La vie politique du Népal est aujourd’hui dominée par un parti dont les brochures, les locaux et les meetings sont ornés des portraits de Marx, Engels, Lénine, Staline et Mao. Plus incongru : les chefs qui devraient prochainement diriger le pays guerroyaient il y a à peine deux ans dans le maquis au nom de la doctrine maoïste de la « guerre du peuple ». Pour anachronique qu’elle paraisse à l’extérieur, cette réalité en dit long sur les archaïsmes d’un Népal sous-développé qui, enclavé à flanc d’Himalaya et longtemps isolé, absorbe avec plusieurs décennies de décalage les évolutions de ses voisins.
Contrairement à ce que pourrait suggérer le label « maoïste », cette infusion politique à retardement ne vient pas de Chine. Elle trouve sa source en Inde, à laquelle le royaume hindou népalais a souvent emprunté ses modèles politiques. Les maoïstes du Népal sont les héritiers d’un Parti communiste né en 1949 à Calcutta. Et ils trahissent un cousinage prononcé avec les naxalites (maoïstes) indiens. Comme ces derniers, ils sont l’avatar d’une extrême gauche qui n’a cessé de se fragmenter au fil de scissions provoquées par des chocs externes ou internes : schisme sino-soviétique ou controverse sur la participation au processus électoral.
L’année 1996 marque le baptême du feu de la rébellion maoïste. Cette année-là, une poignée d’agitateurs radicalisés de souche brahmane déclenche, dans les collines du centre-ouest du pays, une lutte armée en s’inspirant expressément de la stratégie militaire de Mao consistant à « encercler les villes par les campagnes ». Les insurgés capitalisent sur les désillusions, notamment en matière sociale, de l’expérience de la monarchie parlementaire des années 1990. Le gros de leurs troupes est fourni par les tribus marginalisées de langue tibéto-birmane et de tradition guerrière (Magar, Tamang...), qui alimentaient naguère les contingents gurkhas de l’armée britannique.
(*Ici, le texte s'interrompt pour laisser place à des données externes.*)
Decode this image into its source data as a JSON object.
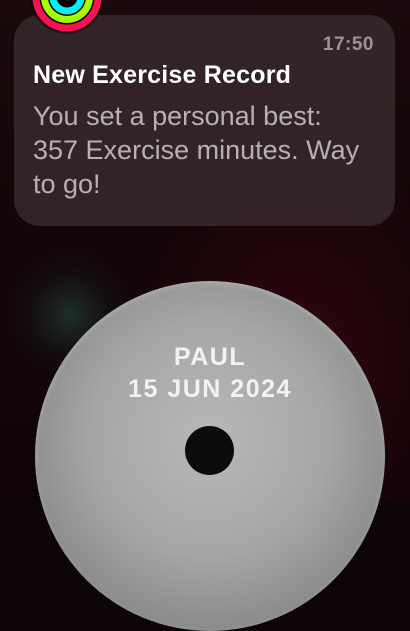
{
  "notification": {
    "time": "17:50",
    "title": "New Exercise Record",
    "message": "You set a personal best: 357 Exercise minutes. Way to go!",
    "app_icon": "activity-rings-icon"
  },
  "award_disc": {
    "name": "PAUL",
    "date": "15 JUN 2024"
  },
  "colors": {
    "move_ring": "#fa114f",
    "exercise_ring": "#a6ff00",
    "stand_ring": "#00f0ff",
    "card_bg": "#3a2c30",
    "disc": "#a6a6a6"
  }
}
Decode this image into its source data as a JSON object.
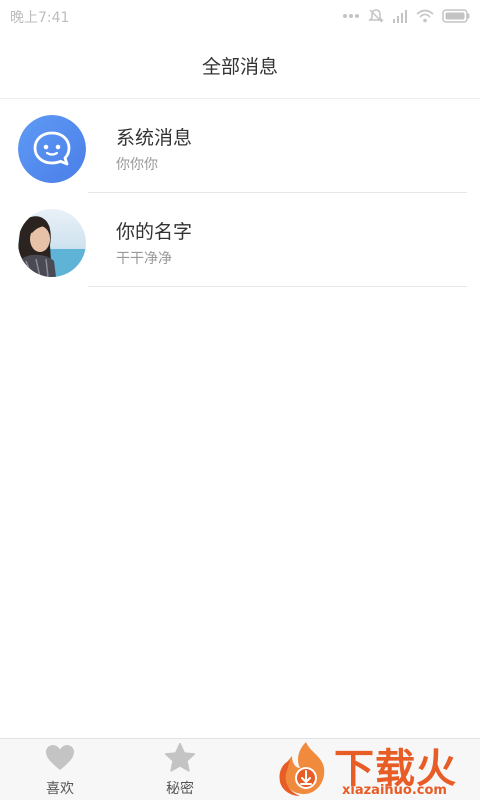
{
  "status_bar": {
    "time": "晚上7:41",
    "icons": [
      "signal-icon",
      "mute-icon",
      "cellular-icon",
      "wifi-icon",
      "battery-icon"
    ]
  },
  "header": {
    "title": "全部消息"
  },
  "messages": [
    {
      "title": "系统消息",
      "subtitle": "你你你",
      "avatar": "system-bot-avatar",
      "avatar_color": "#5b8ef0"
    },
    {
      "title": "你的名字",
      "subtitle": "干干净净",
      "avatar": "user-photo-avatar"
    }
  ],
  "tabs": [
    {
      "label": "喜欢",
      "icon": "heart-icon"
    },
    {
      "label": "秘密",
      "icon": "star-icon"
    }
  ],
  "watermark": {
    "brand": "下载火",
    "url": "xiazaihuo.com",
    "color": "#e85c25"
  },
  "colors": {
    "icon_gray": "#c4c4c4",
    "divider": "#e6e6e6"
  }
}
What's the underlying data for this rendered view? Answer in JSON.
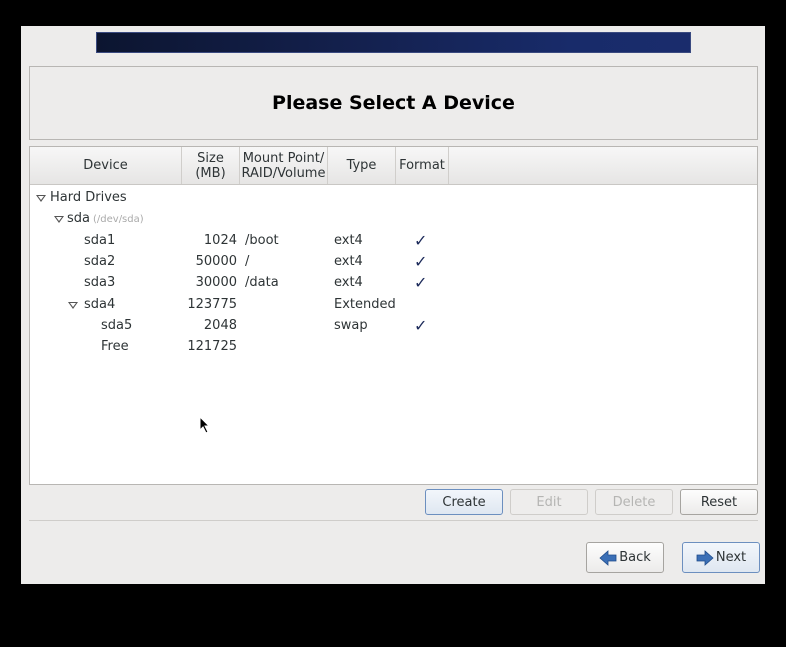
{
  "header": {
    "title": "Please Select A Device"
  },
  "table": {
    "columns": [
      "Device",
      "Size\n(MB)",
      "Mount Point/\nRAID/Volume",
      "Type",
      "Format"
    ],
    "column_lines": [
      [
        "Device"
      ],
      [
        "Size",
        "(MB)"
      ],
      [
        "Mount Point/",
        "RAID/Volume"
      ],
      [
        "Type"
      ],
      [
        "Format"
      ]
    ],
    "rows": [
      {
        "device": "Hard Drives",
        "level": 0,
        "expander": true,
        "size": "",
        "mount": "",
        "type": "",
        "format": false
      },
      {
        "device": "sda",
        "sub": "(/dev/sda)",
        "level": 1,
        "expander": true,
        "size": "",
        "mount": "",
        "type": "",
        "format": false
      },
      {
        "device": "sda1",
        "level": 2,
        "expander": false,
        "size": "1024",
        "mount": "/boot",
        "type": "ext4",
        "format": true
      },
      {
        "device": "sda2",
        "level": 2,
        "expander": false,
        "size": "50000",
        "mount": "/",
        "type": "ext4",
        "format": true
      },
      {
        "device": "sda3",
        "level": 2,
        "expander": false,
        "size": "30000",
        "mount": "/data",
        "type": "ext4",
        "format": true
      },
      {
        "device": "sda4",
        "level": 2,
        "expander": true,
        "size": "123775",
        "mount": "",
        "type": "Extended",
        "format": false
      },
      {
        "device": "sda5",
        "level": 3,
        "expander": false,
        "size": "2048",
        "mount": "",
        "type": "swap",
        "format": true
      },
      {
        "device": "Free",
        "level": 3,
        "expander": false,
        "size": "121725",
        "mount": "",
        "type": "",
        "format": false
      }
    ],
    "check_glyph": "✓"
  },
  "actions": {
    "create": "Create",
    "edit": "Edit",
    "delete": "Delete",
    "reset": "Reset"
  },
  "nav": {
    "back": "Back",
    "next": "Next"
  },
  "colors": {
    "banner": "#14214f",
    "arrow": "#3b6fb6"
  }
}
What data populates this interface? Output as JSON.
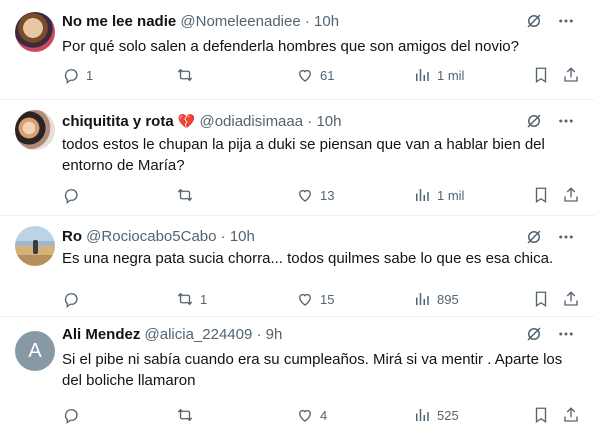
{
  "tweets": [
    {
      "name": "No me lee nadie",
      "handle": "@Nomeleenadiee",
      "dot": "·",
      "time": "10h",
      "text": "Por qué solo salen a defenderla hombres que son amigos del novio?",
      "replies": "1",
      "retweets": "",
      "likes": "61",
      "views": "1 mil"
    },
    {
      "name": "chiquitita y rota",
      "emoji": "💔",
      "handle": "@odiadisimaaa",
      "dot": "·",
      "time": "10h",
      "text": "todos estos le chupan la pija a duki se piensan que van a hablar bien del entorno de María?",
      "replies": "",
      "retweets": "",
      "likes": "13",
      "views": "1 mil"
    },
    {
      "name": "Ro",
      "handle": "@Rociocabo5Cabo",
      "dot": "·",
      "time": "10h",
      "text": "Es una negra pata sucia chorra... todos quilmes sabe lo que es esa chica.",
      "replies": "",
      "retweets": "1",
      "likes": "15",
      "views": "895"
    },
    {
      "name": "Ali Mendez",
      "handle": "@alicia_224409",
      "dot": "·",
      "time": "9h",
      "avatar_letter": "A",
      "text": "Si el pibe ni sabía cuando era su cumpleaños. Mirá si va mentir . Aparte los del boliche llamaron",
      "replies": "",
      "retweets": "",
      "likes": "4",
      "views": "525"
    }
  ],
  "icons": {
    "grok": "grok-icon",
    "more": "more-icon",
    "reply": "reply-icon",
    "retweet": "retweet-icon",
    "like": "like-icon",
    "views": "views-icon",
    "bookmark": "bookmark-icon",
    "share": "share-icon"
  },
  "colors": {
    "text": "#0f1419",
    "muted": "#536471",
    "divider": "#eff3f4",
    "broken_heart": "#e0245e",
    "default_avatar": "#8899a6"
  }
}
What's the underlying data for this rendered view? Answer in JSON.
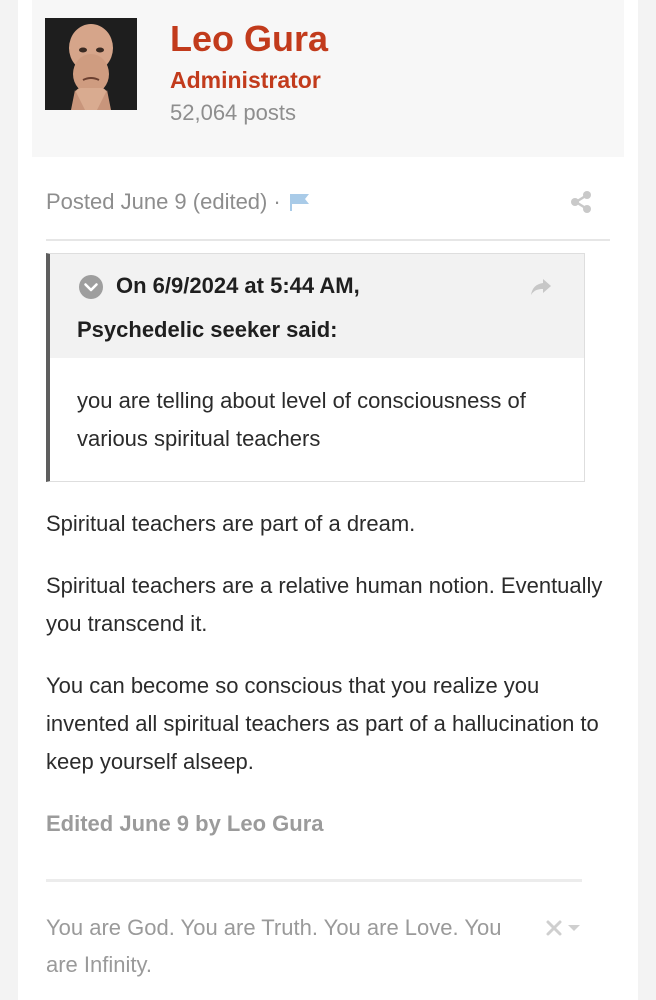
{
  "author": {
    "name": "Leo Gura",
    "role": "Administrator",
    "post_count": "52,064 posts"
  },
  "post": {
    "posted_label": "Posted June 9 (edited)",
    "separator": "·",
    "icons": {
      "flag": "flag-icon",
      "share": "share-icon"
    }
  },
  "quote": {
    "header_line1": "On 6/9/2024 at 5:44 AM,",
    "header_line2": "Psychedelic seeker said:",
    "body": "you are telling about level of consciousness of various spiritual teachers",
    "icons": {
      "toggle": "chevron-down-circle-icon",
      "jump": "share-arrow-icon"
    }
  },
  "body": {
    "paragraphs": [
      "Spiritual teachers are part of a dream.",
      "Spiritual teachers are a relative human notion. Eventually you transcend it.",
      "You can become so conscious that you realize you invented all spiritual teachers as part of a hallucination to keep yourself alseep."
    ]
  },
  "edited_note": "Edited June 9 by Leo Gura",
  "signature": {
    "text": "You are God. You are Truth. You are Love. You are Infinity."
  },
  "colors": {
    "brand": "#c23b1c",
    "muted_text": "#8d8d8d",
    "flag_blue": "#a9cbe8"
  }
}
La rébellion s’étend au fil des années. Elle se nourrit de la brutalité de la répression policière. En matière de violence, les maoïstes ne sont pas en reste : ils recourent eux aussi à une coercition relevant parfois de la terreur. Mais les réformes sociales qu’ils ébauchent dans leurs « zones libérées » leur valent la sympathie d’une frange de la population.
NATIONALISME NOSTALGIQUE
En 2001, une nouvelle rupture se produit avec le massacre du roi Birendra et de la famille royale par le prince héritier. Dès lors, les maoïstes changent de stratégie. Ils comprennent que cette tuerie exceptionnelle vient d’instiller un bacille mortel au cœur même de l’institution monarchique. Aussi brandissent-ils un nouveau mot d’ordre : l’abolition immédiate d’une royauté présentée comme décadente, à l’image du nouveau souverain, Gyanendra, rejeté par la population. L’insurrection, qui compte jusqu’à 25 000 soldats, franchit alors un « saut qualitatif » : elle s’attaque frontalement à l’armée royale alors qu’elle ne visait, jusqu’alors, que des postes de police. L’escalade est sanglante. Le conflit s’épuisant, les dirigeants maoïstes, réalistes, finissent par guetter un débouché politique. Il se présente sous la forme d’une alliance avec les vieux partis parlementaires, coalisés contre l’autocratisme du roi Gyanendra. Ainsi s’est conclu l’accord de paix de novembre 2006.
Que vont faire les maoïstes de leur nouveau pouvoir ? A décoder leur parcours historique, un trait de caractère doit être relevé : si le maoïsme a fourni de précieuses recettes militaires, l’idéologie de base des dirigeants du PCN-M relève davantage d’un nationalisme nostalgique de la grandeur passée du Népal que des classiques du communisme. Ce tropisme autorise bien des accommodements, comme le suggèrent les appels du pied aux « patriotes » et un programme économique plutôt pragmatique.